Vielleicht sollte man eher fragen, ob der Bildungskanon des Gymnasiums für die Mathematik tatsächlich der richtige ist, wenn ihn ein großer Teil des Abiturjahrgangs nicht einmal in Ansätzen beherrscht – wahrscheinlich seit Generationen. Olaf Köller geht davon aus, dass es um die Leistungen der Abiturienten in den meisten anderen Bundesländern nicht viel besser steht. "Fast überall dürfte die Mehrheit der Abiturienten die Standards in Mathematik verfehlen." Ein Zentralabitur würde die hohen Versagensquoten bundesweit offenlegen. Auch deshalb wollen die Kultusminister die Einheitsprüfung für ganz Deutschland nicht.
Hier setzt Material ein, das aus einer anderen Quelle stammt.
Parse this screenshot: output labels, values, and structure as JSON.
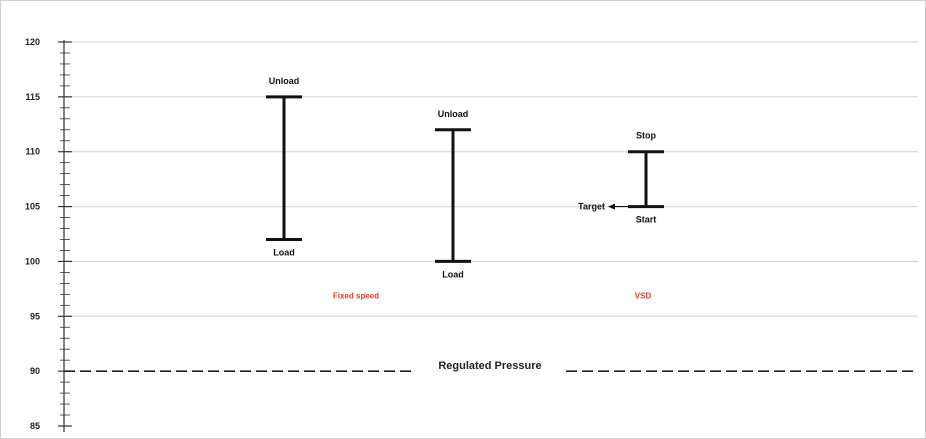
{
  "chart_data": {
    "type": "range",
    "ylim": [
      85,
      120
    ],
    "y_ticks": [
      85,
      90,
      95,
      100,
      105,
      110,
      115,
      120
    ],
    "grid": "horizontal",
    "ranges": [
      {
        "x": 1,
        "low": 102,
        "high": 115,
        "low_label": "Load",
        "high_label": "Unload"
      },
      {
        "x": 2,
        "low": 100,
        "high": 112,
        "low_label": "Load",
        "high_label": "Unload"
      },
      {
        "x": 3,
        "low": 105,
        "high": 110,
        "low_label": "Start",
        "high_label": "Stop",
        "target": 105,
        "target_label": "Target"
      }
    ],
    "group_labels": [
      {
        "text": "Fixed speed",
        "x": 1.4,
        "y": 97
      },
      {
        "text": "VSD",
        "x": 3,
        "y": 97
      }
    ],
    "reference_line": {
      "y": 90,
      "label": "Regulated Pressure",
      "style": "dashed"
    },
    "colors": {
      "bars": "#111111",
      "grid": "#d0d0d0",
      "group_label": "#e23b2e"
    }
  }
}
Dann aber sollten sie sich vielleicht ehrlich machen, vom Ziel der "voruniversitären mathematischen Bildung" für alle abrücken und zwei unterschiedliche Niveaus konzipieren. Ein Spezialistencurriculum als Einstieg in die höhere Mathematik für zukünftige Studenten der Natur- und Ingenieurwissenschaften. Die anderen Schüler absolvieren eine Art voruniversitäre Grundbildung: mit ausreichend Statistik, abgespeckten Varianten von Analysis und Vektorrechnung und vielen praxisnahen Wiederholungen aus den Jahren der Mittelstufe – zum Beispiel des Dreisatzes. Damit sollten die Abiturienten das mathematische Handwerkszeug für die Anforderungen in den meisten anderen Studienfächern erworben haben.

Von einer solchen Grundbildung dürfte man auch dann noch profitieren, wenn man Schule und Universität längst hinter sich gelassen hat. Zum Beispiel wüsste man, dass die Antwort auf die obere Frage 24 Minuten lautet.